Sejarah mencatat, bahwa antara
tanggal 18 – 21 September 1948 gerakan makar FDR/PKI yang dilakukan dengan
sangat cepat itu tidak bisa dimaknai lain kecuali sebagai pemberontakan. Sebab
dalam tempo hanya tiga hari, FDR/PKI telah membunuh pejabat-pejabat negara baik
sipil maupun militer, tokoh masyarakat, tokoh politik, tokoh pendidikan, bahkan
tokoh agama. Dengan kekejaman khas kaum komunis – seperti kelak dipraktekkan
lagi di Kampuchea
selama rezim Pol Pot berkuasa — bagian terbesar dari mayat-mayat
yang dibunuh dengan sangat kejam oleh FDR/PKI itu dimasukkan ke dalam
sumur-sumur “neraka” secara tumpuk-menumpuk dan tumpang-tindih. Sebagian lagi
di antara tawanan FDR/PKI ditembak di “Ladang Pembantaian” di Pabrik Gula
Gorang-gareng maupun di Alas Tuwa.
Setelah gerakan makar FDR/PKI
berhasil ditumpas oleh TNI yang dibantu masyarakat, awal Januari tahun 1950
sumur-sumur “neraka” yang digunakan FDR/PKI mengubur korban-korban kekejaman
mereka dibongkar oleh pemerintah. Berpuluh-puluh ribu masyarakat dari Magetan,
Madiun, Ngawi, Ponorogo, Trenggalek berdatangan menyaksikan pembongkaran
sumur-sumur “neraka”. Mereka bukan sekedar melihat peristiwa langka itu,
kebanyakan mereka mencari anggota keluarganya yang diculik PKI.

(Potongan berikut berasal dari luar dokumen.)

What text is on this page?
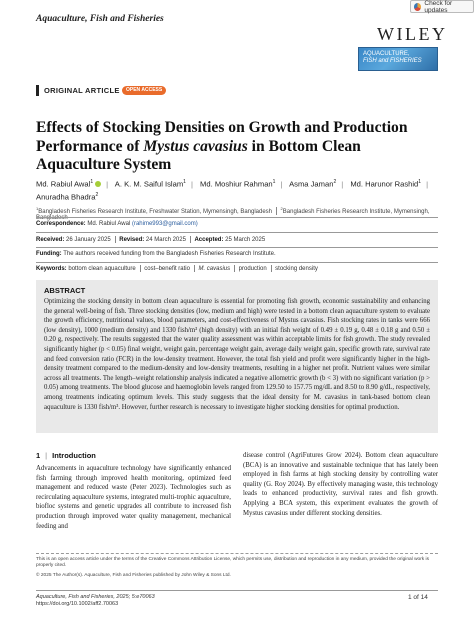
Aquaculture, Fish and Fisheries
Check for updates
WILEY
AQUACULTURE,
FISH and FISHERIES
ORIGINAL ARTICLE	OPEN ACCESS
Effects of Stocking Densities on Growth and Production Performance of Mystus cavasius in Bottom Clean Aquaculture System
Md. Rabiul Awal$^1$ | A. K. M. Saiful Islam$^1$ | Md. Moshiur Rahman$^1$ | Asma Jaman$^2$ | Md. Harunor Rashid$^1$ |
Anuradha Bhadra$^2$
$^1$Bangladesh Fisheries Research Institute, Freshwater Station, Mymensingh, Bangladesh$^2$Bangladesh Fisheries Research Institute, Mymensingh, Bangladesh
Correspondence: Md. Rabiul Awal (rahime993@gmail.com)
Received: 26 January 2025 Revised: 24 March 2025 Accepted: 25 March 2025
Funding: The authors received funding from the Bangladesh Fisheries Research Institute.
Keywords: bottom clean aquaculture cost–benefit ratio M. cavasius production stocking density
ABSTRACT
Optimizing the stocking density in bottom clean aquaculture is essential for promoting fish growth, economic sustainability and enhancing the general well-being of fish. Three stocking densities (low, medium and high) were tested in a bottom clean aquaculture system to evaluate the growth efficiency, nutritional values, blood parameters, and cost-effectiveness of Mystus cavasius. Fish stocking rates in tanks were 666 (low density), 1000 (medium density) and 1330 fish/m³ (high density) with an initial fish weight of 0.49 ± 0.19 g, 0.48 ± 0.18 g and 0.50 ± 0.20 g, respectively. The results suggested that the water quality assessment was within acceptable limits for fish growth. The study revealed significantly higher (p < 0.05) final weight, weight gain, percentage weight gain, average daily weight gain, specific growth rate, survival rate and feed conversion ratio (FCR) in the low-density treatment. However, the total fish yield and profit were significantly higher in the high-density treatment compared to the medium-density and low-density treatments, resulting in a higher net profit. Nutrient values were similar across all treatments. The length–weight relationship analysis indicated a negative allometric growth (b < 3) with no significant variation (p > 0.05) among treatments. The blood glucose and haemoglobin levels ranged from 129.50 to 157.75 mg/dL and 8.50 to 8.90 g/dL, respectively, among treatments indicating optimum levels. This study suggests that the ideal density for M. cavasius in tank-based bottom clean aquaculture is 1330 fish/m³. However, further research is necessary to investigate higher stocking densities for optimal production.
1 | Introduction
Advancements in aquaculture technology have significantly enhanced fish farming through improved health monitoring, optimized feed management and reduced waste (Peter 2023). Technologies such as recirculating aquaculture systems, integrated multi-trophic aquaculture, biofloc systems and genetic upgrades all contribute to increased fish production through improved water quality management, mechanical feeding and
disease control (AgriFutures Grow 2024). Bottom clean aquaculture (BCA) is an innovative and sustainable technique that has lately been employed in fish farms at high stocking density by controlling water quality (G. Roy 2024). By effectively managing waste, this technology leads to enhanced productivity, survival rates and fish growth. Applying a BCA system, this experiment evaluates the growth of Mystus cavasius under different stocking densities.
This is an open access article under the terms of the Creative Commons Attribution License, which permits use, distribution and reproduction in any medium, provided the original work is properly cited.
© 2025 The Author(s). Aquaculture, Fish and Fisheries published by John Wiley & Sons Ltd.
Aquaculture, Fish and Fisheries, 2025; 5:e70063
https://doi.org/10.1002/aff2.70063
1 of 14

Diantara sumur-sumur “neraka”
yang dibongkar itu, informasinya diketahui justru berdasar pengakuan
orang-orang PKI sendiri. Dalam proses pembongkaran sumur-sumur “neraka” itu
terdapat tujuh lokasi ditambah dua lokasi pembantaian di Magetan, yaitu: 1.
sumur “neraka” Desa Dijenan, Kec.Ngadirejo, Kab.Magetan; 2. Sumur “neraka” I
Desa Soco, Kec.Bendo, Kab.Magetan; 3. Sumur “neraka” II Desa Soco, Kec.Bendo,
Kab,Magetan; 4. Sumur “neraka” Desa Cigrok, Kec.Kenongomulyo, Kab.Magetan, 5.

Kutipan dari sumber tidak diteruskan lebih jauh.